Defer most of the code after onload, defer content, don’t even parse frameworks. If using a framework, be sure it is absolutely necessary. Parsing in Javascript takes time. from 1ms to 100ms per 1kb. Parsing JS delays onload. Commenting all code improves performances.
<script>/*…*/</script>
W3C Selectors API is available on the last generation of smartphones. Create your own mini-library. Use mini-framework. XUI, zepto.js, microjs.
United is using 3 framework on the homepage and two are not used.
Using cache is important.
<html manifest="offline.appcache">
It makes the application available immediately. Update process is tricky. HTML and resources into it, and then use localStorage for others. localStorage is easy and fast. Storing strings is twice faster than objects. It is possible to store images, code, styles, html elements and data. It can be mixed with cookies and create a resource storage library.

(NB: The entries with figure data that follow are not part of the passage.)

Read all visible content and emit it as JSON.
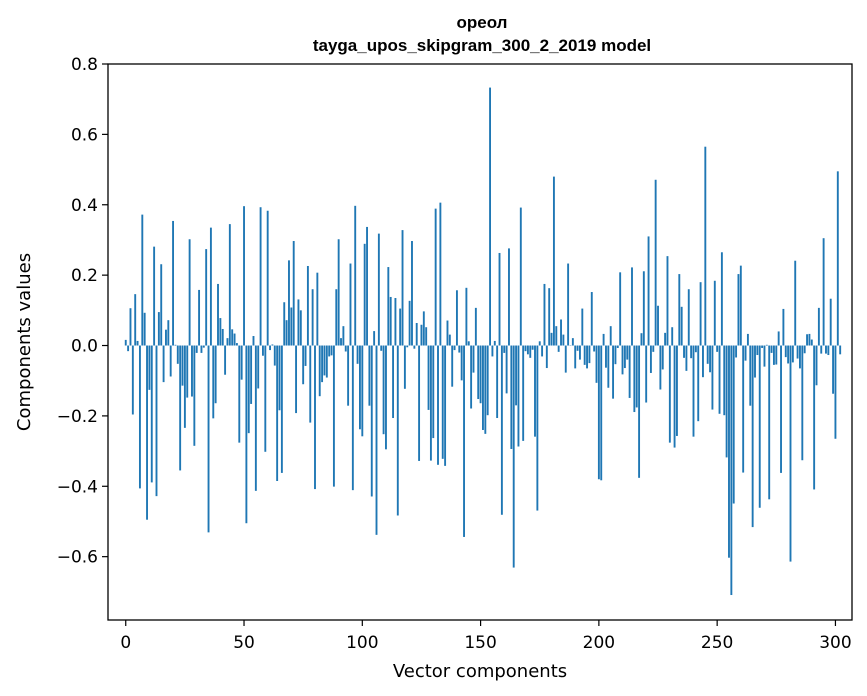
{
  "chart_data": {
    "type": "bar",
    "title": "ореол",
    "subtitle": "tayga_upos_skipgram_300_2_2019 model",
    "xlabel": "Vector components",
    "ylabel": "Components values",
    "xlim": [
      -7.5,
      307
    ],
    "ylim": [
      -0.78,
      0.8
    ],
    "xticks": [
      0,
      50,
      100,
      150,
      200,
      250,
      300
    ],
    "yticks": [
      -0.6,
      -0.4,
      -0.2,
      0.0,
      0.2,
      0.4,
      0.6,
      0.8
    ],
    "ytick_labels": [
      "−0.6",
      "−0.4",
      "−0.2",
      "0.0",
      "0.2",
      "0.4",
      "0.6",
      "0.8"
    ],
    "bar_color": "#1f77b4",
    "values": [
      0.016,
      -0.016,
      0.106,
      -0.196,
      0.146,
      0.013,
      -0.406,
      0.372,
      0.093,
      -0.495,
      -0.126,
      -0.389,
      0.281,
      -0.428,
      0.095,
      0.231,
      -0.104,
      0.045,
      0.072,
      -0.088,
      0.354,
      0.002,
      -0.052,
      -0.355,
      -0.114,
      -0.234,
      -0.148,
      0.302,
      -0.145,
      -0.285,
      -0.021,
      0.158,
      -0.021,
      -0.006,
      0.274,
      -0.531,
      0.335,
      -0.207,
      -0.164,
      0.175,
      0.078,
      0.047,
      -0.083,
      0.021,
      0.345,
      0.046,
      0.034,
      0.007,
      -0.276,
      -0.097,
      0.396,
      -0.505,
      -0.249,
      -0.166,
      0.027,
      -0.413,
      -0.122,
      0.393,
      -0.029,
      -0.302,
      0.383,
      -0.013,
      0.003,
      -0.057,
      -0.385,
      -0.184,
      -0.362,
      0.123,
      0.072,
      0.242,
      0.108,
      0.297,
      -0.192,
      0.131,
      0.1,
      -0.11,
      -0.058,
      0.226,
      -0.219,
      0.16,
      -0.408,
      0.207,
      -0.144,
      -0.104,
      -0.085,
      -0.091,
      -0.031,
      -0.028,
      -0.401,
      0.16,
      0.302,
      0.021,
      0.055,
      -0.017,
      -0.171,
      0.233,
      -0.411,
      0.397,
      -0.052,
      -0.238,
      -0.258,
      0.289,
      0.337,
      -0.171,
      -0.429,
      0.041,
      -0.538,
      0.318,
      -0.015,
      -0.252,
      -0.295,
      0.223,
      0.138,
      -0.206,
      0.135,
      -0.483,
      0.105,
      0.328,
      -0.123,
      -0.005,
      0.127,
      0.297,
      -0.009,
      0.064,
      -0.328,
      0.059,
      0.097,
      0.052,
      -0.183,
      -0.327,
      -0.263,
      0.389,
      -0.339,
      0.406,
      -0.322,
      -0.342,
      0.071,
      0.031,
      -0.117,
      -0.013,
      0.157,
      -0.02,
      -0.099,
      -0.544,
      0.164,
      0.012,
      -0.179,
      -0.077,
      0.107,
      -0.152,
      -0.164,
      -0.24,
      -0.251,
      -0.198,
      0.733,
      -0.031,
      0.013,
      -0.206,
      0.263,
      -0.481,
      -0.021,
      -0.136,
      0.276,
      -0.294,
      -0.631,
      -0.17,
      -0.287,
      0.392,
      -0.271,
      -0.016,
      -0.025,
      -0.035,
      -0.012,
      -0.259,
      -0.469,
      0.012,
      -0.031,
      0.175,
      -0.064,
      0.163,
      0.036,
      0.48,
      0.055,
      -0.018,
      0.074,
      0.031,
      -0.077,
      0.233,
      0.001,
      0.021,
      -0.065,
      -0.015,
      -0.04,
      0.105,
      -0.055,
      -0.065,
      -0.05,
      0.152,
      -0.017,
      -0.106,
      -0.38,
      -0.383,
      0.033,
      -0.063,
      -0.12,
      0.055,
      -0.151,
      -0.053,
      -0.007,
      0.208,
      -0.082,
      -0.064,
      -0.04,
      -0.149,
      0.222,
      -0.189,
      -0.176,
      -0.376,
      0.035,
      0.211,
      -0.162,
      0.31,
      -0.078,
      -0.018,
      0.471,
      0.113,
      -0.125,
      -0.068,
      0.036,
      0.254,
      -0.276,
      0.052,
      -0.29,
      -0.257,
      0.203,
      0.11,
      -0.035,
      -0.072,
      0.16,
      -0.036,
      -0.259,
      -0.019,
      -0.215,
      0.18,
      -0.09,
      0.565,
      -0.052,
      -0.076,
      -0.182,
      0.184,
      -0.018,
      -0.194,
      0.265,
      -0.198,
      -0.318,
      -0.603,
      -0.709,
      -0.449,
      -0.034,
      0.203,
      0.227,
      -0.361,
      -0.043,
      0.033,
      -0.171,
      -0.516,
      -0.091,
      -0.027,
      -0.461,
      -0.007,
      -0.06,
      0.002,
      -0.437,
      -0.021,
      -0.055,
      -0.054,
      0.04,
      -0.362,
      0.104,
      -0.033,
      -0.051,
      -0.614,
      -0.048,
      0.241,
      -0.037,
      -0.065,
      -0.326,
      -0.022,
      0.032,
      0.033,
      0.017,
      -0.409,
      -0.113,
      0.107,
      -0.023,
      0.305,
      -0.023,
      -0.027,
      0.133,
      -0.137,
      -0.265,
      0.495,
      -0.025
    ]
  }
}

On Mobile, it is possible to store until 2MB without issues.
Bing is using this technique.
On touch devices the click event is delayed in between 300ms to 500ms.
It can be changed with ontouchend
with a progressive enhancement
technique.
Using AJAX, onhashchange
for history management. use html over json
over xml in terms of performances. HTML5 server sent
events.
Basically do not decide for the user. The users may have a context that will enable them to enjoy the experience the way they want. W3C Network Information API will help to test the quality of the network.